My idea was simple. The installation had four walls. Two had been delivered. A bunch of carefully indexed detritus was in the kitchen table-sized box. That was enough for half a piece. If we placed it against a corner of the gallery, we would at least have four walls.

“Two of them will be plain white,” Darren said. “The whole meaning of the thing was about the overwhelming nature of emotional vulnerability.”

“Think about the overwhelming nature of telling that guy his gallery’s going to be empty.”

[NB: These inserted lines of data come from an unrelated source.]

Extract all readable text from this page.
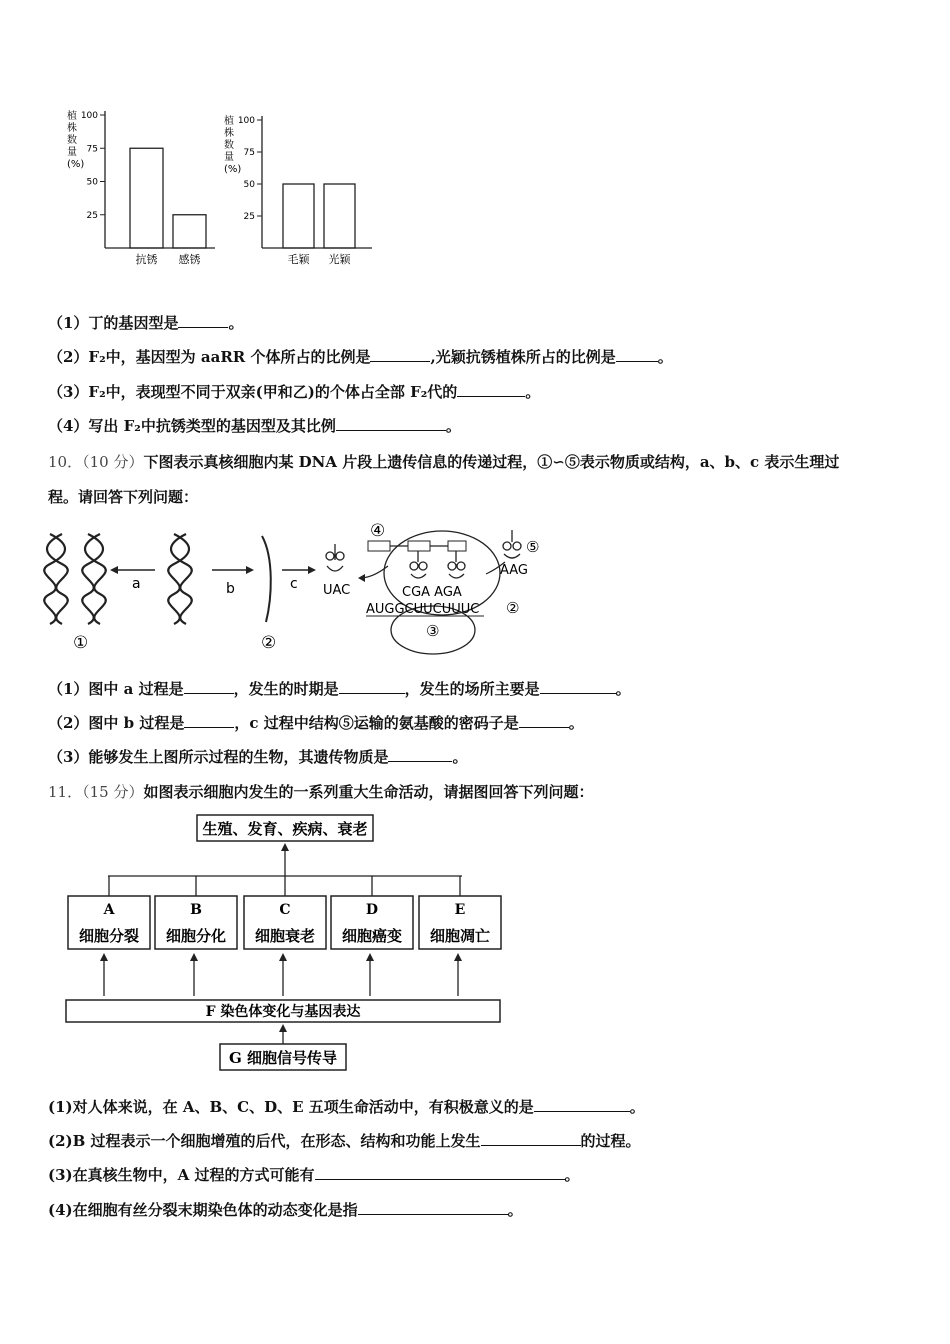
25
50
75
100
植株数量(%)
抗锈 感锈
25
50
75
100
植株数量(%)
毛颖 光颖
（1）丁的基因型是	。
（2）F₂中，基因型为 aaRR 个体所占的比例是	,光颖抗锈植株所占的比例是	。
（3）F₂中，表现型不同于双亲(甲和乙)的个体占全部 F₂代的	。
（4）写出 F₂中抗锈类型的基因型及其比例	。
10．（10 分）下图表示真核细胞内某 DNA 片段上遗传信息的传递过程，①∽⑤表示物质或结构，a、b、c 表示生理过
程。请回答下列问题：
a
①
b
②
c UAC
③
④
CGA AGA
AUGGCUUCUUUC ②
⑤
AAG
（1）图中 a 过程是	，发生的时期是	，发生的场所主要是	。
（2）图中 b 过程是	，c 过程中结构⑤运输的氨基酸的密码子是	。
（3）能够发生上图所示过程的生物，其遗传物质是	。
11．（15 分）如图表示细胞内发生的一系列重大生命活动，请据图回答下列问题：
生殖、发育、疾病、衰老
A
细胞分裂
B
细胞分化
C
细胞衰老
D
细胞癌变
E
细胞凋亡
F 染色体变化与基因表达
G 细胞信号传导
(1)对人体来说，在 A、B、C、D、E 五项生命活动中，有积极意义的是	。
(2)B 过程表示一个细胞增殖的后代，在形态、结构和功能上发生	的过程。
(3)在真核生物中，A 过程的方式可能有	。
(4)在细胞有丝分裂末期染色体的动态变化是指	。
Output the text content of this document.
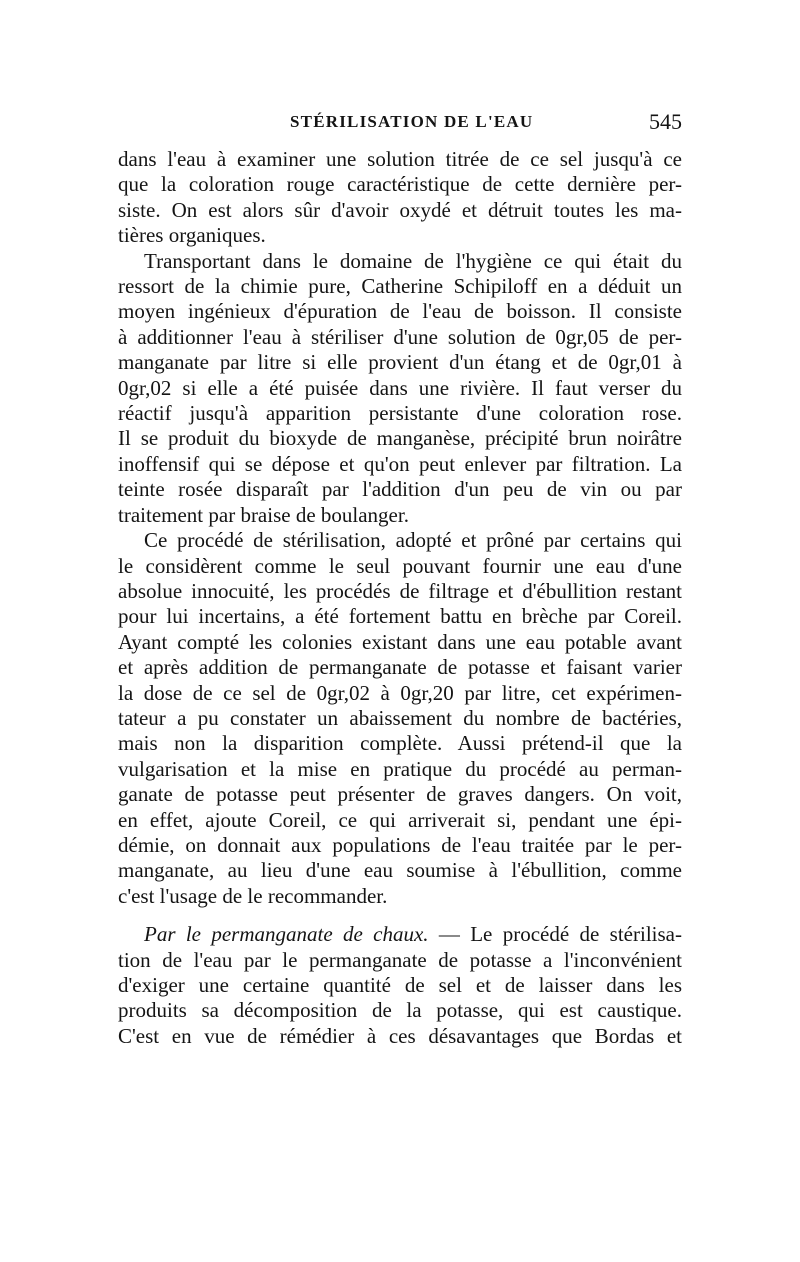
STÉRILISATION DE L'EAU	545

dans l'eau à examiner une solution titrée de ce sel jusqu'à ce
que la coloration rouge caractéristique de cette dernière per-
siste. On est alors sûr d'avoir oxydé et détruit toutes les ma-
tières organiques.

Transportant dans le domaine de l'hygiène ce qui était du
ressort de la chimie pure, Catherine Schipiloff en a déduit un
moyen ingénieux d'épuration de l'eau de boisson. Il consiste
à additionner l'eau à stériliser d'une solution de 0gr,05 de per-
manganate par litre si elle provient d'un étang et de 0gr,01 à
0gr,02 si elle a été puisée dans une rivière. Il faut verser du
réactif jusqu'à apparition persistante d'une coloration rose.
Il se produit du bioxyde de manganèse, précipité brun noirâtre
inoffensif qui se dépose et qu'on peut enlever par filtration. La
teinte rosée disparaît par l'addition d'un peu de vin ou par
traitement par braise de boulanger.

Ce procédé de stérilisation, adopté et prôné par certains qui
le considèrent comme le seul pouvant fournir une eau d'une
absolue innocuité, les procédés de filtrage et d'ébullition restant
pour lui incertains, a été fortement battu en brèche par Coreil.
Ayant compté les colonies existant dans une eau potable avant
et après addition de permanganate de potasse et faisant varier
la dose de ce sel de 0gr,02 à 0gr,20 par litre, cet expérimen-
tateur a pu constater un abaissement du nombre de bactéries,
mais non la disparition complète. Aussi prétend-il que la
vulgarisation et la mise en pratique du procédé au perman-
ganate de potasse peut présenter de graves dangers. On voit,
en effet, ajoute Coreil, ce qui arriverait si, pendant une épi-
démie, on donnait aux populations de l'eau traitée par le per-
manganate, au lieu d'une eau soumise à l'ébullition, comme
c'est l'usage de le recommander.

Par le permanganate de chaux. — Le procédé de stérilisa-
tion de l'eau par le permanganate de potasse a l'inconvénient
d'exiger une certaine quantité de sel et de laisser dans les
produits sa décomposition de la potasse, qui est caustique.
C'est en vue de rémédier à ces désavantages que Bordas et
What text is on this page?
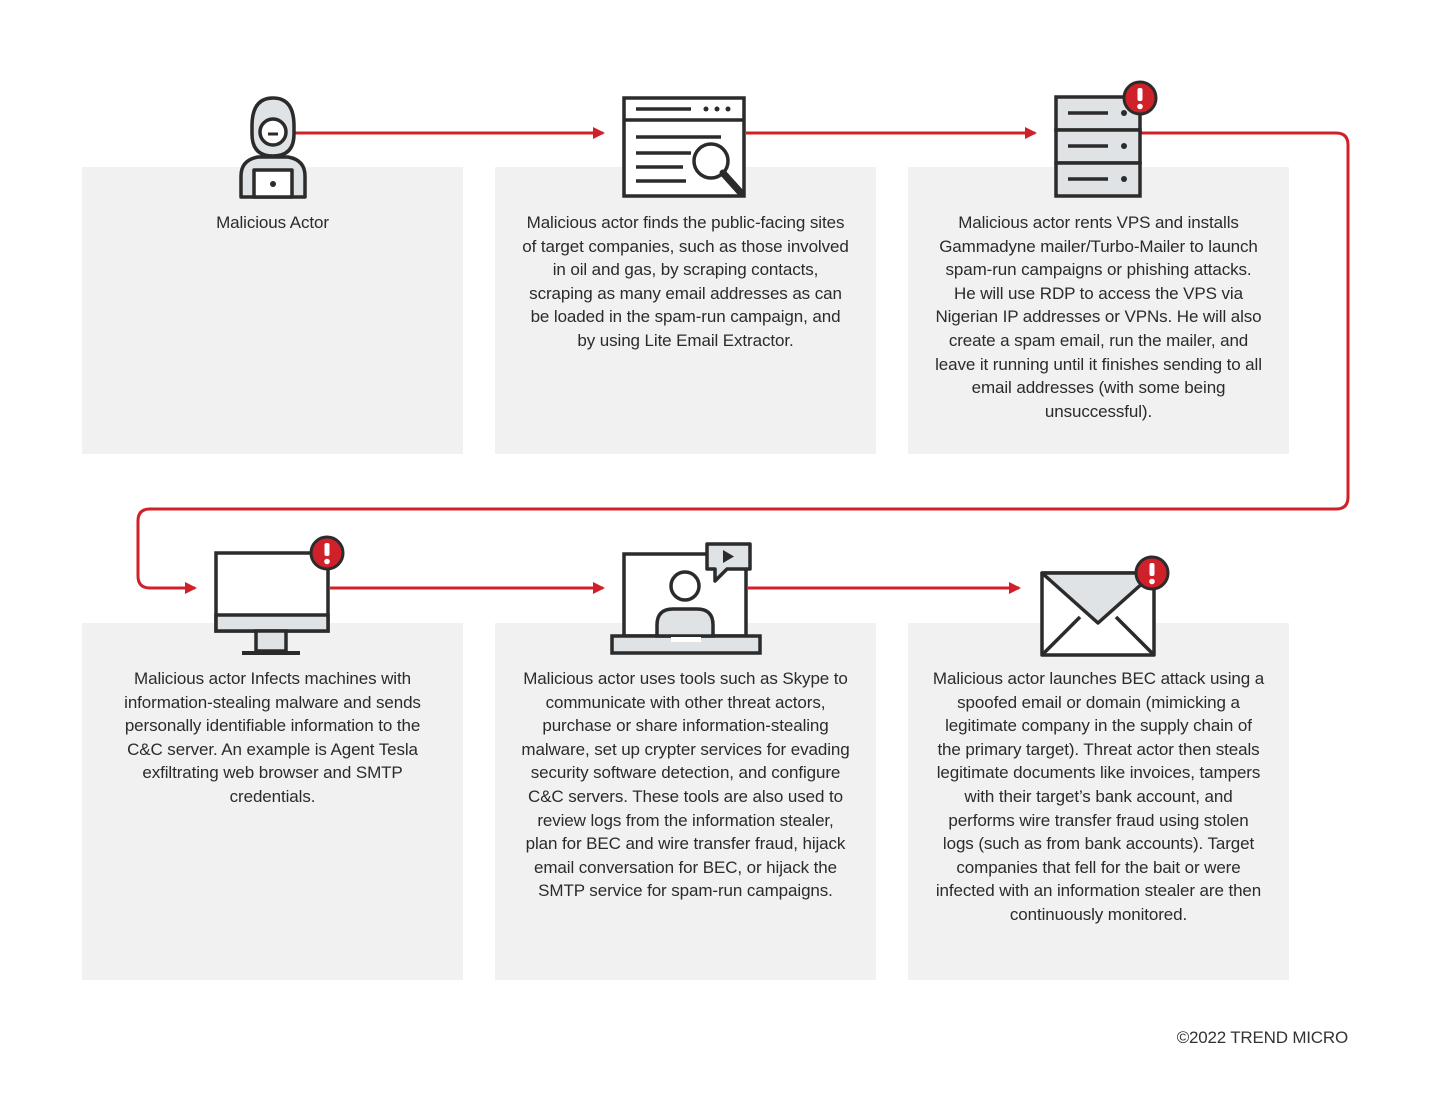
Malicious Actor	Malicious actor finds the public-facing sites of target companies, such as those involved in oil and gas, by scraping contacts, scraping as many email addresses as can be loaded in the spam-run campaign, and by using Lite Email Extractor.
Malicious actor rents VPS and installs Gammadyne mailer/Turbo-Mailer to launch spam-run campaigns or phishing attacks. He will use RDP to access the VPS via Nigerian IP addresses or VPNs. He will also create a spam email, run the mailer, and leave it running until it finishes sending to all email addresses (with some being unsuccessful).
Malicious actor Infects machines with information-stealing malware and sends personally identifiable information to the C&C server. An example is Agent Tesla exfiltrating web browser and SMTP credentials.
Malicious actor uses tools such as Skype to communicate with other threat actors, purchase or share information-stealing malware, set up crypter services for evading security software detection, and configure C&C servers. These tools are also used to review logs from the information stealer, plan for BEC and wire transfer fraud, hijack email conversation for BEC, or hijack the SMTP service for spam-run campaigns.
Malicious actor launches BEC attack using a spoofed email or domain (mimicking a legitimate company in the supply chain of the primary target). Threat actor then steals legitimate documents like invoices, tampers with their target’s bank account, and performs wire transfer fraud using stolen logs (such as from bank accounts). Target companies that fell for the bait or were infected with an information stealer are then continuously monitored.
©2022 TREND MICRO
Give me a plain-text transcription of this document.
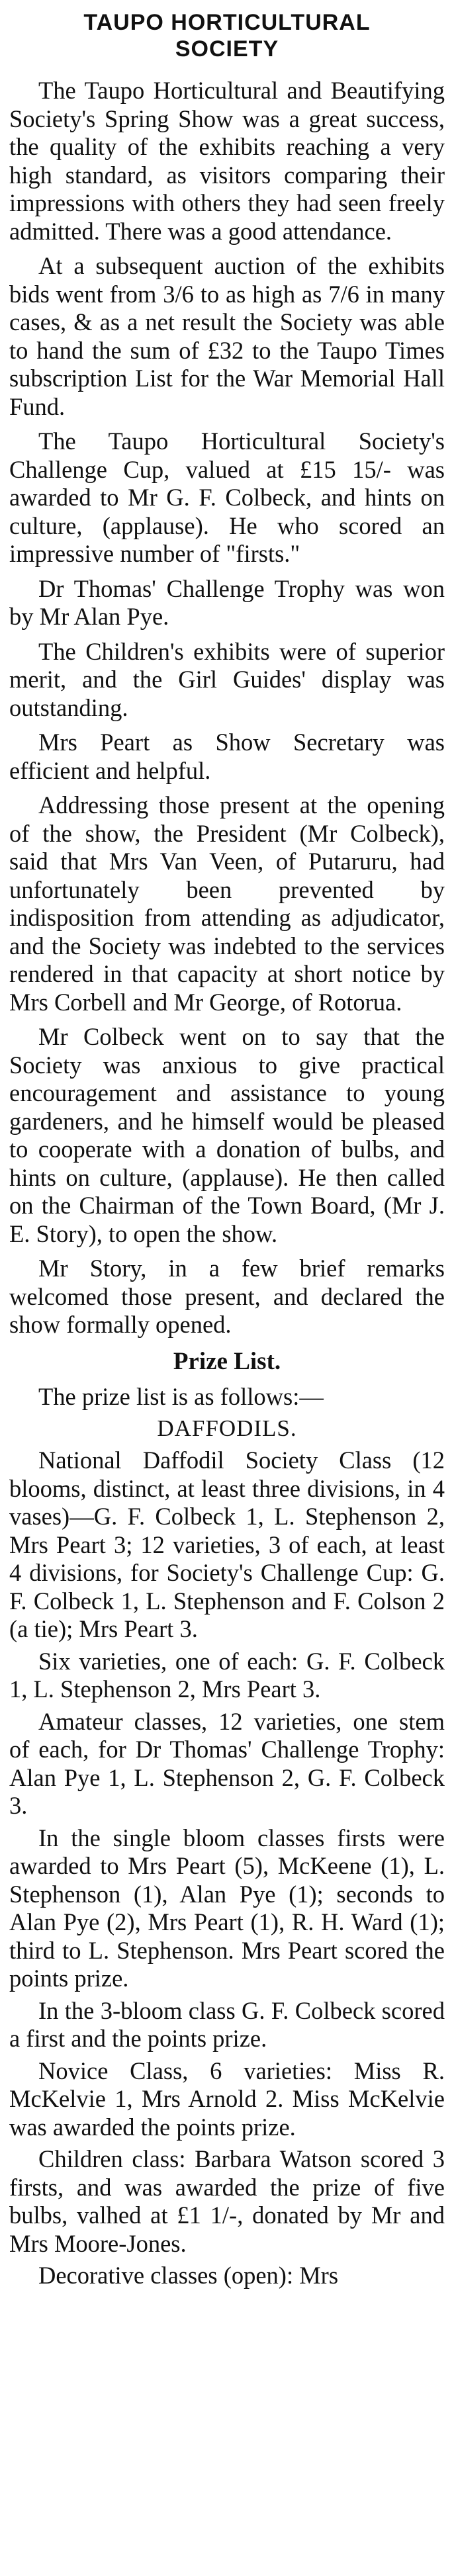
TAUPO HORTICULTURAL
SOCIETY

The Taupo Horticultural and Beautifying Society's Spring Show was a great success, the quality of the exhibits reaching a very high standard, as visitors comparing their impressions with others they had seen freely admitted. There was a good attendance.

At a subsequent auction of the exhibits bids went from 3/6 to as high as 7/6 in many cases, & as a net result the Society was able to hand the sum of £32 to the Taupo Times subscription List for the War Memorial Hall Fund.

The Taupo Horticultural Society's Challenge Cup, valued at £15 15/- was awarded to Mr G. F. Colbeck, and hints on culture, (applause). He who scored an impressive number of "firsts."

Dr Thomas' Challenge Trophy was won by Mr Alan Pye.

The Children's exhibits were of superior merit, and the Girl Guides' display was outstanding.

Mrs Peart as Show Secretary was efficient and helpful.

Addressing those present at the opening of the show, the President (Mr Colbeck), said that Mrs Van Veen, of Putaruru, had unfortunately been prevented by indisposition from attending as adjudicator, and the Society was indebted to the services rendered in that capacity at short notice by Mrs Corbell and Mr George, of Rotorua.

Mr Colbeck went on to say that the Society was anxious to give practical encouragement and assistance to young gardeners, and he himself would be pleased to cooperate with a donation of bulbs, and hints on culture, (applause). He then called on the Chairman of the Town Board, (Mr J. E. Story), to open the show.

Mr Story, in a few brief remarks welcomed those present, and declared the show formally opened.

Prize List.

The prize list is as follows:—

DAFFODILS.

National Daffodil Society Class (12 blooms, distinct, at least three divisions, in 4 vases)—G. F. Colbeck 1, L. Stephenson 2, Mrs Peart 3; 12 varieties, 3 of each, at least 4 divisions, for Society's Challenge Cup: G. F. Colbeck 1, L. Stephenson and F. Colson 2 (a tie); Mrs Peart 3.

Six varieties, one of each: G. F. Colbeck 1, L. Stephenson 2, Mrs Peart 3.

Amateur classes, 12 varieties, one stem of each, for Dr Thomas' Challenge Trophy: Alan Pye 1, L. Stephenson 2, G. F. Colbeck 3.

In the single bloom classes firsts were awarded to Mrs Peart (5), McKeene (1), L. Stephenson (1), Alan Pye (1); seconds to Alan Pye (2), Mrs Peart (1), R. H. Ward (1); third to L. Stephenson. Mrs Peart scored the points prize.

In the 3-bloom class G. F. Colbeck scored a first and the points prize.

Novice Class, 6 varieties: Miss R. McKelvie 1, Mrs Arnold 2. Miss McKelvie was awarded the points prize.

Children class: Barbara Watson scored 3 firsts, and was awarded the prize of five bulbs, valhed at £1 1/-, donated by Mr and Mrs Moore-Jones.

Decorative classes (open): Mrs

We didn’t know what we were doing. We’d made something using Kevin’s expertise, and though we tried to learn all we could while contributing to the visuals, Darren and I had essentially designed the sound. We placed the speakers, deciding which types to use and where. We conceptualized it, recorded it, mixed it, and made it work. We talked with Kevin about how the sound would work within the scope of the piece, but anything that could be seen was his. He had the last word.

So the assembly design had been up to him, and it concerned us only insofar as the speakers needed a place to be hidden.

The galleries were packed with artists hanging their work, and when they heard about our plight, we found volunteer helping hands and working minds who understood how to put up an installation. The front of the house, with the doorway, and the adjacent wall. The bug inside was a whole, finished asset. The thing didn’t look entirely broken. Darren and I decided how to get the sound to work by using the museum’s walls, which we decided to leave white. Darren could have drawn something on them, but it wouldn’t have matched Kevin’s artistry. We placed the glass and broken cinderblock as we remembered it. When it was as good as it was going to get, with the walls stabilized, the top part hovering over the gash, and the layers of my voice filled the room, the artists that had helped us stood back and applauded themselves and us for pulling a rabbit out of a hat.

Though we’d make a success of the show if it killed us, the talk around the galleries was that Kevin’s career was jeopardized. Non-delivery of work was such a dead serious infraction that even the craziest artists didn’t get away with it. Non-delivery was a loss of space. It was a loss of prestige and face. It was apologies and returned money.